For that matter, the cultural foundations of a story may be so alien as to preclude any sort of reasonable translation. I vaguely recall reading about an anthropologist trying to introduce an indigenous tribe to Hamlet; the tribe's social structure was such that the characters' motivations made no sense to them.

Then, too, if you use current slang when translating to modern language, you'll have to re-translate every decade or two. The language used in the '60s in translating the Bible into then-current patois is laughable today. But if you're avoiding using current slang in a modern translation, how do you deal with slang phrases in the original? (If you were translating A Clockwork Orange into Russian, would you change all the Nadsat words? Also, what do you do with terms that are already in a foreign language? If a character says "That has a certain je ne sais quois," a French translation will be lacking a certain ... well, you know. And if you're translating into Spanish, what do you do with place names like Los Angeles?)

A true artist can sometimes work around such issues. In Alice in Wonderland, Alice says "...the earth takes twenty-four hours to turn around on its axis"; to which the Duchess replies, "Talking of axes, chop off her head! " Willard Espy notes that that pun doesn't work in French, but in a French translation Alice instead refers to the Earth making a complete revolution; the Duchess's reply translates roughly to "Talking of the Revolution, chop off her head! " Similarly inspired translation can be seen in Michael Kandel's renditions of Stanislaw Lem's work: in one story in The Cyberiad, a computer is asked to write a sonnet using only words that begin with the letter S. That would be difficult in any language, but I'd have thought it impossible to translate; Kandel not only translates it, but produces a perfectly good sonnet.

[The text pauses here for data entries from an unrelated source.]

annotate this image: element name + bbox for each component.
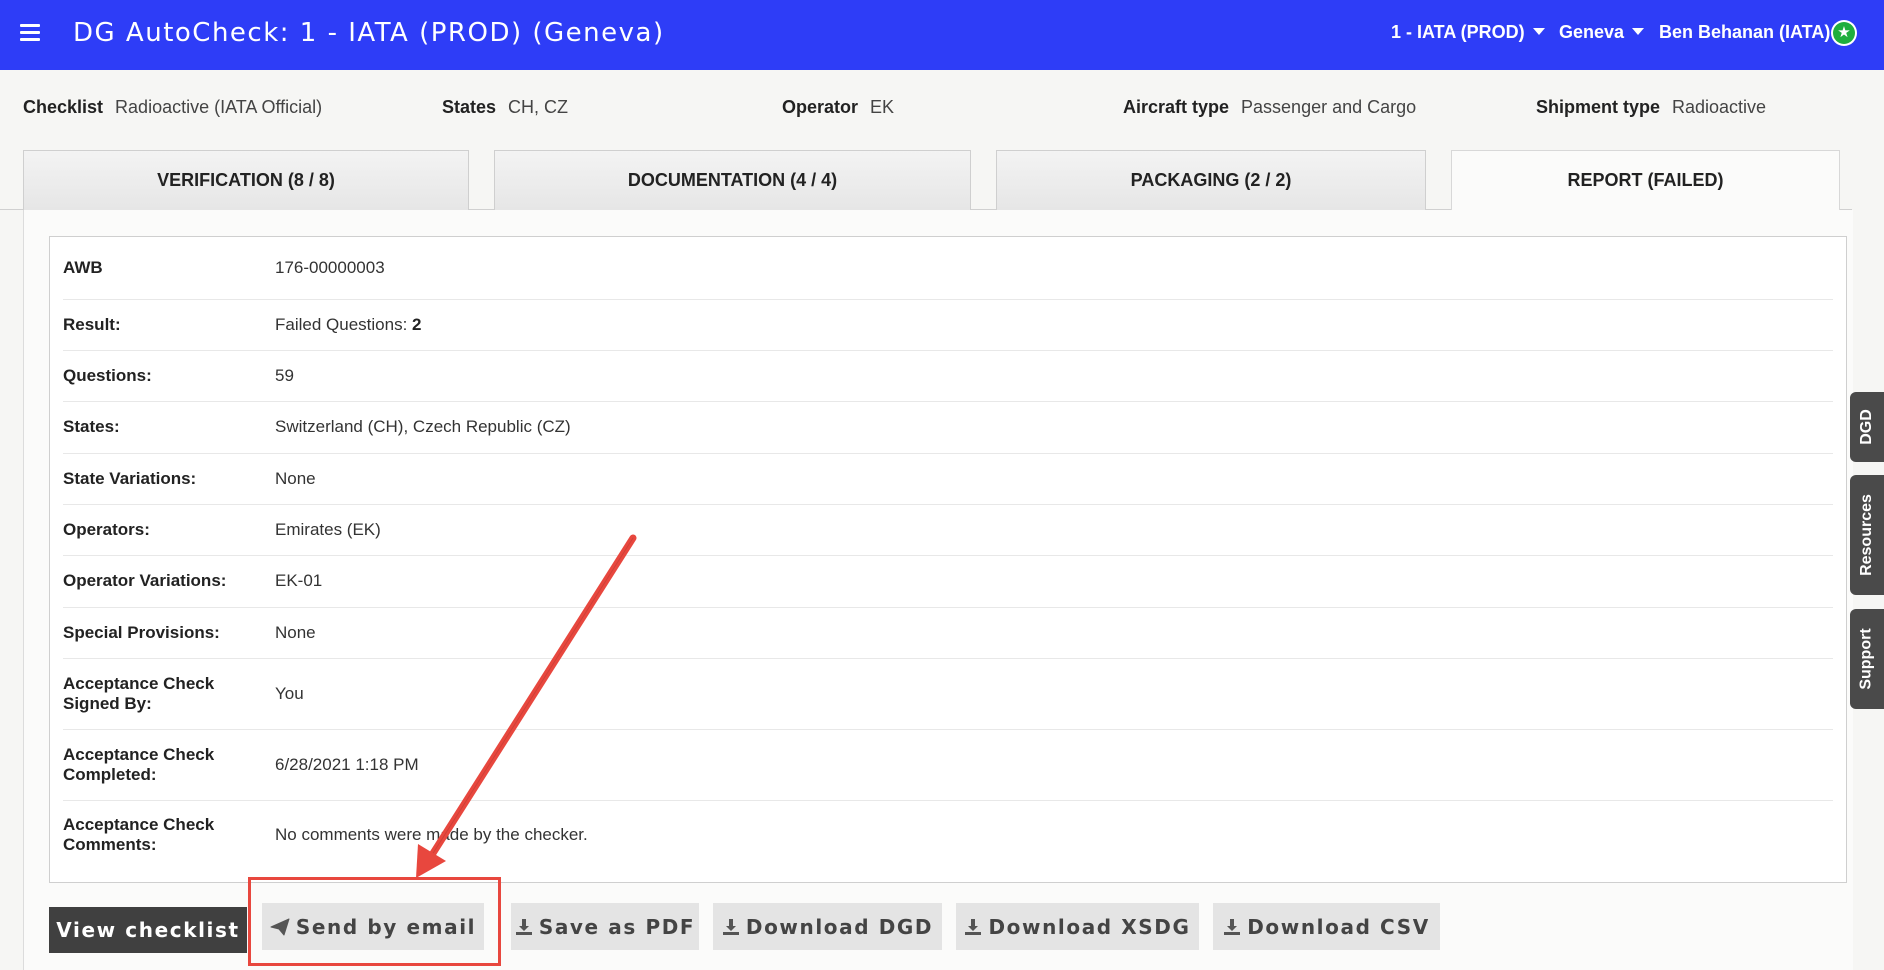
row-key: Questions: [63,365,152,385]
table-row: Acceptance Check Completed: 6/28/2021 1:… [63,729,1833,801]
row-value: EK-01 [275,571,323,590]
table-row: States: Switzerland (CH), Czech Republic… [63,401,1833,454]
row-key: Acceptance Check Completed: [63,744,215,784]
checklist-label: Checklist [23,97,104,117]
download-dgd-label: Download DGD [745,914,934,939]
operator-value: EK [870,97,895,117]
side-tab-support[interactable]: Support [1850,609,1884,709]
table-row: AWB 176-00000003 [63,237,1833,300]
failed-count: 2 [412,314,422,334]
tab-label: DOCUMENTATION (4 / 4) [627,170,838,190]
location-dropdown[interactable]: Geneva [1559,22,1645,43]
org-dropdown-label: 1 - IATA (PROD) [1391,22,1525,42]
paper-plane-icon [270,918,290,935]
download-xsdg-label: Download XSDG [988,914,1191,939]
org-dropdown[interactable]: 1 - IATA (PROD) [1391,22,1545,43]
user-name: Ben Behanan (IATA) [1659,22,1831,42]
save-pdf-button[interactable]: Save as PDF [511,903,699,950]
table-row: Special Provisions: None [63,607,1833,659]
row-value: No comments were made by the checker. [275,825,588,844]
app-title: DG AutoCheck: 1 - IATA (PROD) (Geneva) [73,18,665,48]
row-key: Special Provisions: [63,622,220,642]
states-value: CH, CZ [508,97,569,117]
row-value: None [275,468,316,488]
app-header: DG AutoCheck: 1 - IATA (PROD) (Geneva) 1… [0,0,1884,70]
result-text: Failed Questions: [275,314,413,334]
tab-label: PACKAGING (2 / 2) [1130,170,1292,190]
shipment-value: Radioactive [1672,97,1767,117]
menu-icon[interactable] [20,24,40,42]
row-value: You [275,683,304,703]
side-tab-dgd-label: DGD [1858,409,1875,445]
row-value: Switzerland (CH), Czech Republic (CZ) [275,417,571,436]
user-status-badge[interactable]: ★ [1831,20,1857,46]
download-icon [722,918,739,935]
view-checklist-label: View checklist [56,918,240,942]
row-key: Operator Variations: [63,571,227,590]
checklist-value: Radioactive (IATA Official) [115,97,323,117]
tab-label: VERIFICATION (8 / 8) [157,170,335,190]
aircraft-label: Aircraft type [1123,97,1230,117]
info-checklist: Checklist Radioactive (IATA Official) [23,97,322,118]
chevron-down-icon [1532,27,1545,35]
row-key: States: [63,417,120,436]
info-states: States CH, CZ [442,97,568,118]
tab-verification[interactable]: VERIFICATION (8 / 8) [23,150,469,210]
table-row: Acceptance Check Comments: No comments w… [63,800,1833,870]
send-email-label: Send by email [295,914,477,939]
save-pdf-label: Save as PDF [538,914,696,939]
row-key: State Variations: [63,468,197,488]
location-dropdown-label: Geneva [1559,22,1625,42]
tab-packaging[interactable]: PACKAGING (2 / 2) [996,150,1426,210]
row-value: Failed Questions: 2 [275,315,421,335]
info-aircraft: Aircraft type Passenger and Cargo [1123,97,1416,118]
row-key: Acceptance Check Comments: [63,815,215,854]
row-value: 176-00000003 [275,258,385,277]
view-checklist-button[interactable]: View checklist [49,907,247,953]
download-dgd-button[interactable]: Download DGD [713,903,942,950]
chevron-down-icon [1632,27,1645,35]
side-tab-support-label: Support [1858,628,1876,690]
table-row: Operator Variations: EK-01 [63,555,1833,608]
aircraft-value: Passenger and Cargo [1241,97,1417,117]
states-label: States [442,97,497,117]
info-shipment: Shipment type Radioactive [1536,97,1766,118]
info-operator: Operator EK [782,97,894,118]
row-key: AWB [63,258,103,277]
side-tab-dgd[interactable]: DGD [1850,392,1884,462]
row-key: Result: [63,314,121,334]
row-value: None [275,622,316,642]
download-icon [1224,918,1241,935]
report-table: AWB 176-00000003 Result: Failed Question… [49,236,1847,883]
row-key: Acceptance Check Signed By: [63,673,215,713]
shipment-label: Shipment type [1536,97,1661,117]
table-row: Questions: 59 [63,350,1833,402]
download-xsdg-button[interactable]: Download XSDG [956,903,1199,950]
table-row: Acceptance Check Signed By: You [63,658,1833,730]
row-value: Emirates (EK) [275,519,381,539]
download-csv-button[interactable]: Download CSV [1213,903,1440,950]
send-email-button[interactable]: Send by email [262,903,484,950]
row-value: 6/28/2021 1:18 PM [275,754,419,774]
row-key: Operators: [63,519,150,539]
download-csv-label: Download CSV [1247,914,1430,939]
operator-label: Operator [782,97,859,117]
tab-label: REPORT (FAILED) [1567,170,1724,190]
table-row: Result: Failed Questions: 2 [63,299,1833,351]
table-row: State Variations: None [63,453,1833,505]
table-row: Operators: Emirates (EK) [63,504,1833,556]
row-value: 59 [275,365,294,385]
download-icon [515,918,532,935]
star-icon: ★ [1833,22,1855,44]
download-icon [965,918,982,935]
tab-documentation[interactable]: DOCUMENTATION (4 / 4) [494,150,971,210]
tab-report[interactable]: REPORT (FAILED) [1451,150,1840,210]
side-tab-resources[interactable]: Resources [1850,475,1884,595]
user-menu[interactable]: Ben Behanan (IATA) [1659,22,1830,43]
side-tab-resources-label: Resources [1858,494,1876,576]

So for best effect, the translator should be as good a writer in modern English as Shakespeare was in English.

And it's hard to find someone who can do even a passable modern English translation. Chaucer is widely available in modern translations, but I've never seen one I've liked—the prose translations lose a lot of the sound, and the verse translations perforce sacrifice some of the sense. And frankly, I don't think it's that hard to learn to read Chaucer's Middle English; it takes a little getting used to, and you may have to look at footnotes for vocabulary, but a lot of it is closer to modern English than it initially appears. On the other hand, I'm pleased with Michael Alexander's verse translation of Beowulf, because I'm not willing to learn Old English just to read the original.

By the way, Shakespeare himself may have been a translator—I've read speculations that he was one of the people commissioned to translate the Bible into English, resulting in the venerable King James Version. Much of KJV is difficult to follow, sometimes to the point of incomprehensibility, and during several translation steps through various languages a lot of meaning in the earliest known texts got lost. Nonetheless, much of KJV contains lovely and poetic language, and more modern translations (even when closer in meaning to earlier texts) often sound harsh and flat in comparison. (Though to be fair, some of that is simply familiarity; almost all of the famous lines from the Bible come from KJV.)

In the end, I remain unconvinced that performing Shakespeare in modern English translation is a good idea. But I can't condemn it out of hand, either. Perhaps the best approach is what most of the best modern productions do: judiciously edit out some of the more obscure stuff, and use body language, intonation, and props to make meanings clear for the rest.


I realize I'm only brushing the surface here—there are more issues in translation and performance and modernization than are dreamt of in this column. But I'm out of space and time. Maybe a future column will address some of the stuff I had to leave out. For example, why is modern dress considered practically de rigueur for Shakespeare, while modern language is a no-no?